Fabio Capello looks dejected at the end of the match England vs. Algeria on June 18, 2010 at Green Point stadium in Cape Town. AFP
Fabio Capello looks dejected at the end of the match England vs. Algeria on June 18, 2010 at Green Point stadium in Cape Town. AFP

RUSTENBURG, South Africa, June 20, 2010 (AFP) - England goalkeeper David James has fuelled speculation of mounting discontent in the Three Lions' World Cup camp by publicly disputing Fabio Capello's assertion that the squad played with fear in their goalless draw with Algeria.

Instead, James said Algeria had successfully employed tactics specifically designed to frustrate their opponents.

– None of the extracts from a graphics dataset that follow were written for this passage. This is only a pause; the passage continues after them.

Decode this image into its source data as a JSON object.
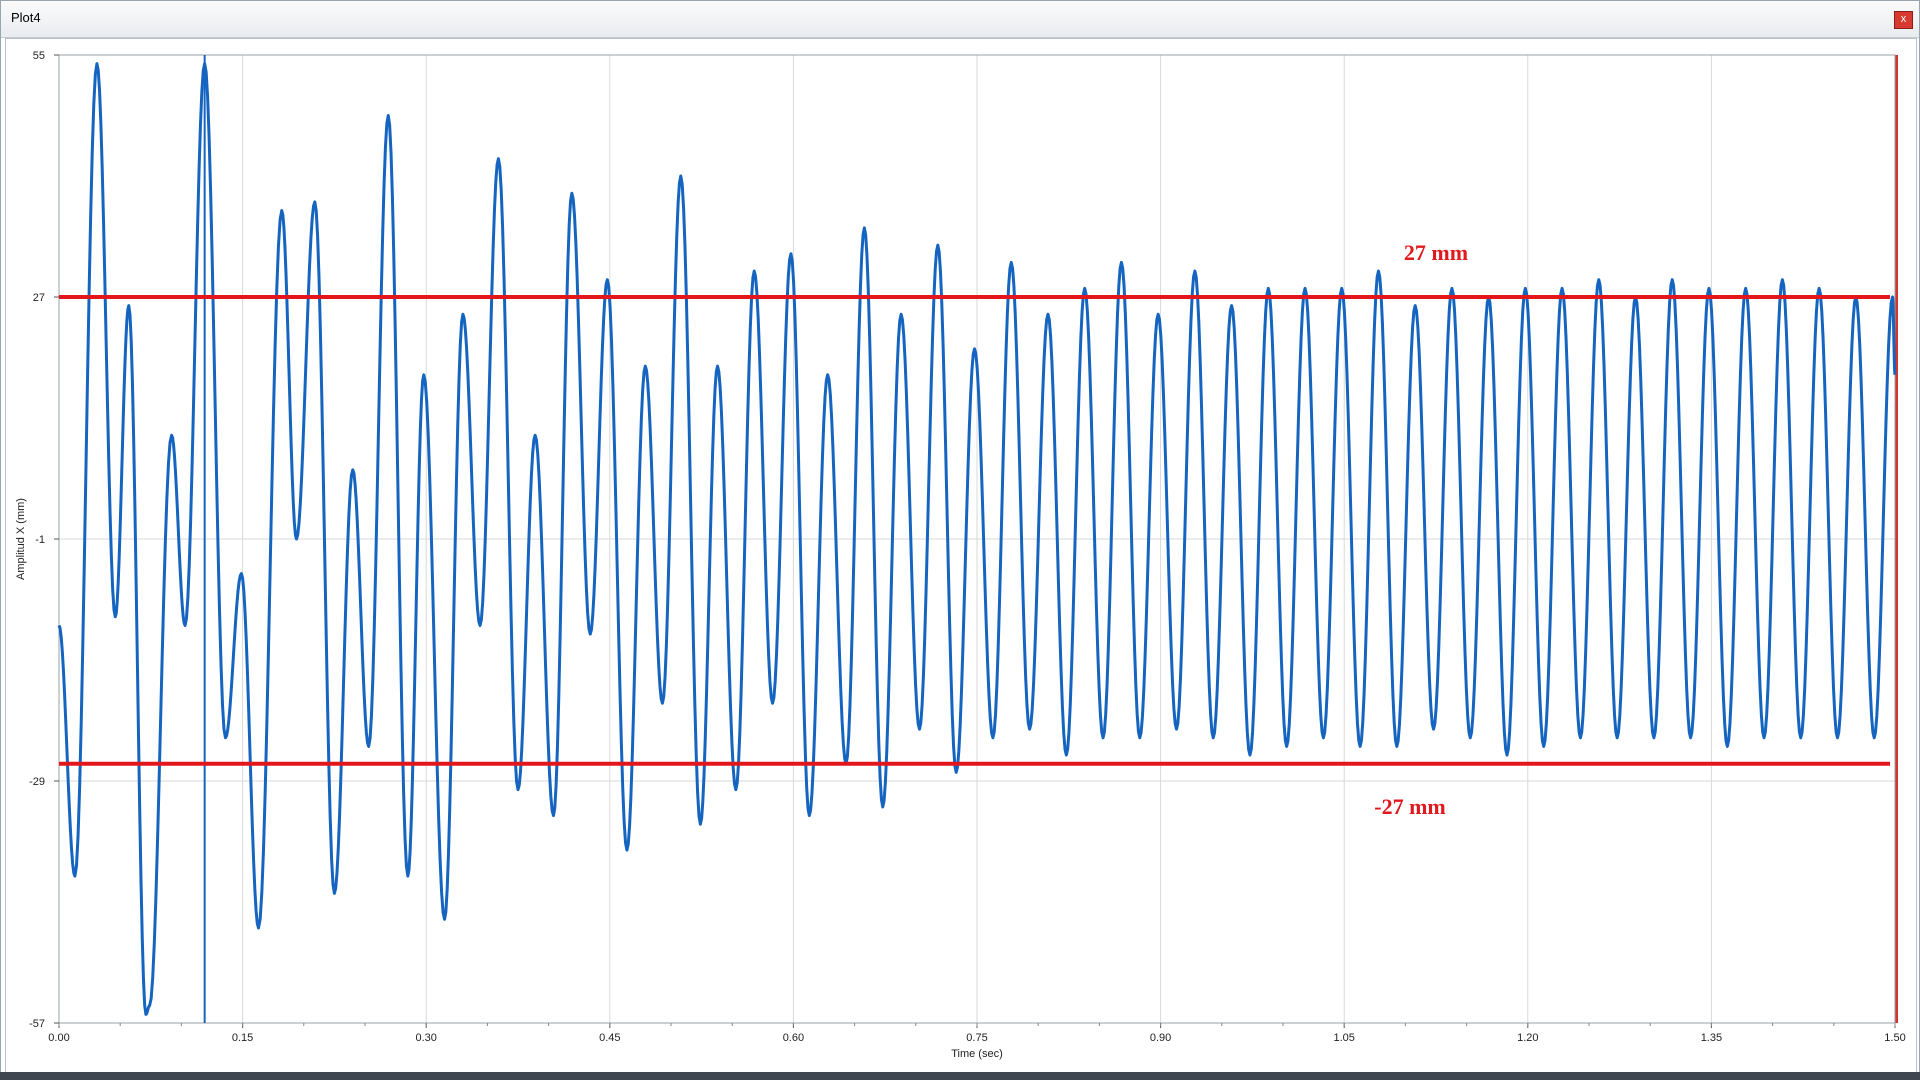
{
  "window": {
    "title": "Plot4",
    "close_label": "x"
  },
  "colors": {
    "series": "#1565c0",
    "reference": "#e3161b",
    "grid": "#d9d9d9"
  },
  "chart_data": {
    "type": "line",
    "xlabel": "Time (sec)",
    "ylabel": "Amplitud X (mm)",
    "xlim": [
      0,
      1.5
    ],
    "ylim": [
      -57,
      55
    ],
    "x_ticks": [
      "0.00",
      "0.15",
      "0.30",
      "0.45",
      "0.60",
      "0.75",
      "0.90",
      "1.05",
      "1.20",
      "1.35",
      "1.50"
    ],
    "y_ticks": [
      "55",
      "27",
      "-1",
      "-29",
      "-57"
    ],
    "grid": true,
    "vertical_marker_x": 0.119,
    "reference_lines": [
      {
        "y": 27,
        "label": "27 mm"
      },
      {
        "y": -27,
        "label": "-27 mm"
      }
    ],
    "series": [
      {
        "x": [
          0.0,
          0.013,
          0.031,
          0.046,
          0.057,
          0.071,
          0.074,
          0.092,
          0.103,
          0.119,
          0.136,
          0.149,
          0.163,
          0.182,
          0.194,
          0.209,
          0.225,
          0.24,
          0.253,
          0.269,
          0.285,
          0.298,
          0.315,
          0.33,
          0.344,
          0.359,
          0.375,
          0.389,
          0.404,
          0.419,
          0.434,
          0.448,
          0.464,
          0.479,
          0.493,
          0.508,
          0.524,
          0.538,
          0.553,
          0.568,
          0.583,
          0.598,
          0.613,
          0.628,
          0.643,
          0.658,
          0.673,
          0.688,
          0.703,
          0.718,
          0.733,
          0.748,
          0.763,
          0.778,
          0.793,
          0.808,
          0.823,
          0.838,
          0.853,
          0.868,
          0.883,
          0.898,
          0.913,
          0.928,
          0.943,
          0.958,
          0.973,
          0.988,
          1.003,
          1.018,
          1.033,
          1.048,
          1.063,
          1.078,
          1.093,
          1.108,
          1.123,
          1.138,
          1.153,
          1.168,
          1.183,
          1.198,
          1.213,
          1.228,
          1.243,
          1.258,
          1.273,
          1.288,
          1.303,
          1.318,
          1.333,
          1.348,
          1.363,
          1.378,
          1.393,
          1.408,
          1.423,
          1.438,
          1.453,
          1.468,
          1.483,
          1.498,
          1.5
        ],
        "y": [
          -11,
          -40,
          54,
          -10,
          26,
          -56,
          -55,
          11,
          -11,
          54,
          -24,
          -5,
          -46,
          37,
          -1,
          38,
          -42,
          7,
          -25,
          48,
          -40,
          18,
          -45,
          25,
          -11,
          43,
          -30,
          11,
          -33,
          39,
          -12,
          29,
          -37,
          19,
          -20,
          41,
          -34,
          19,
          -30,
          30,
          -20,
          32,
          -33,
          18,
          -27,
          35,
          -32,
          25,
          -23,
          33,
          -28,
          21,
          -24,
          31,
          -23,
          25,
          -26,
          28,
          -24,
          31,
          -24,
          25,
          -23,
          30,
          -24,
          26,
          -26,
          28,
          -25,
          28,
          -24,
          28,
          -25,
          30,
          -25,
          26,
          -23,
          28,
          -24,
          27,
          -26,
          28,
          -25,
          28,
          -24,
          29,
          -24,
          27,
          -24,
          29,
          -24,
          28,
          -25,
          28,
          -24,
          29,
          -24,
          28,
          -24,
          27,
          -24,
          27,
          18
        ]
      }
    ]
  }
}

"You are usually playing matches when the opposition wants to win," James argued. It is very difficult when you are up against a side who seem not to want to lose."

With criticism of Capello's authoritarian regime mounting back home, James also made it clear he was not a fan of the Italian's policy of not letting players know if they are in the starting line-up until two hours before games.

The Portsmouth veteran was the beneficiary of that policy on Friday, when he was restored to the side at the expense of Robert Green, who is unlikely to feature again after the mistake that gifted the United States their equaliser in England's first Group C match.

But despite keeping a clean sheet, James does not know if he will be in goal when England take on Slovenia in Port Elizabeth on Wednesday in a match they must win to be sure of reaching the knockout phase of the tournament.

"I have been happy with it (Capello's system) as a starting player and I have to accept it when I haven't started," James said.

"Now the whole process goes on again for Wednesday. The fact I've played one game doesn't mean I'm guaranteed to play the next."

Former England boss Graham Taylor said James' comments indicated that all was not well at the squad's luxurious base at the Royal Bafokeng Sports Campus.

"I know David very well because we signed him as a young player at Watford many years ago," Taylor said. "He is very articulate and he was giving us a message there make no mistake. That was a message that all is not right in the England camp."

Taylor said Capello had made a mistake in attempting to introduce an Italian-style system of strict rules for the players on everything from the use of mobile phones to what they wear at breakfast.

"Each nation has its own culture in its sport and its art. Our culture is not, rightly or wrongly, to be so disciplined that you can't have a drink or you can't use your mobile," Taylor said.

"To be told you must do that, you report at this time - we need to have a smile back on the faces.

"Yes we can criticise our players for not being able to accept this, but it is not our culture to be able to do it.

"As far as I'm concerned it is about relaxation. Have yourself a drink, let's get out and enjoy the next game.

"It's getting a balance right about it all. If you become too strict and too severe once you don't get the results that will show and this is what is happening in the England camp in my opinion."